Stand up paddle boards vs. canoes

Every sport has snobs.

Competitive cyclists scoff at recreational bikers as if they relied on training wheels. Marathon runners bristle at being lumped in with 5K joggers. Serious downhill skiers turn their noses up at cross-country schussers (and vice versa); both poke fun at snowshoers.

The latest discord involves stand up paddle boards (SUPs), surfboards and canoes/kayaks, which I’ll get to in a moment. First, though, a little background.

A few decades ago, canoes ruled the waterways. Anybody who lived on a lake or took a river camping trip paddled a canoe made of wood, canvas or aluminum.

Then, along came the kayak, which now, according to national sales figures, is the paddling vessel of choice. Canoes, even those made of such high-tech materials as Kevlar and carbon-fiber, are definitely considered old-school.

Meanwhile, though surfing has spread over the years from Hawaii and California to beaches from Maine to Florida, it continued to be regarded primarily as a West Coast fad.

Not long ago, a strange, new vessel bobbed up: Long, skinny boards propelled by standing paddlers who maneuvered slowly among fresh-water lily pads and salt-water lobster pot buoys.

“What the heck is that?” I recalled asking a friend as our kayaks approached an upright figure on what looked like an oversized surfboard.

“Beats me,” he said. “Let’s go check it out.”

Turns out it was a young woman on a SUP. (Incidentally, is it my imagination or does virtually every promotional photograph of a SUP show a young woman, usually clad in a bikini?)

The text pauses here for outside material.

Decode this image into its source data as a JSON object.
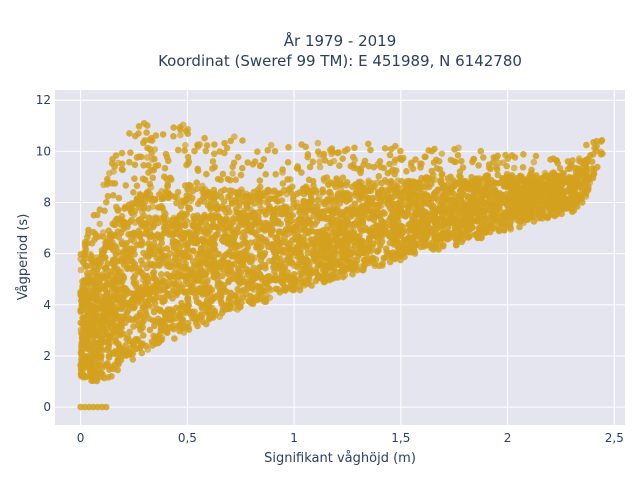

After a cursory examination of the watercraft, my friend and I pretty much dismissed it as a flash-in-the-pan novelty, like the kayak “shoes” I once saw — especially when we zipped away in seconds, leaving the SUP in our wake.

“Who would want to paddle something so slow?” I asked.

Turns out, lots of people.

According to an industry report, only seven years after the first SUP arrived in California in 2004, 1.2 million people had tried one.

The next year, SUP participants went on 9.6 million outings, and that number has continued to grow.

That brings us to the dispute: Is the SUP more like a surfboard or a canoe? At stake is which organization should control SUP competition if paddleboarding, as expected, becomes an Olympic sport during the 2020 games.

The Court of Arbitration for Sport is now mediating the controversy over whether SUPs should be regulated by the International Surfing Association or the International Canoe Federation. Both have staged SUP races and therefore claim jurisdiction.

Incidentally, there’s no way Olympic SUP racers would mosey along at the languid pace of most enthusiasts I’ve seen — not that there’s anything wrong with slow, contemplative paddling. Evidently, that is part of the charm of the sport.

Having tried friends’ SUPs a few times, I’ll only say I prefer kayaking. At the same time, I like having SUPs on the water, just as I welcome the presence of surfskis, Dragon boats, Irish curraches, traditional Banks dories, multi-oars gigs, sliding- and fixed-seat shells, outrigger canoes and all other human-powered vessels.

More of these on the water will discourage speedboats, Jet Skis and other noisy, disruptive, recreational watercraft that run on gasoline engines.

This gratifying trend appears to be unfolding at many of the lakes and ponds I visit. All I can say is, more power — make that less power — to the non-motorized boaters.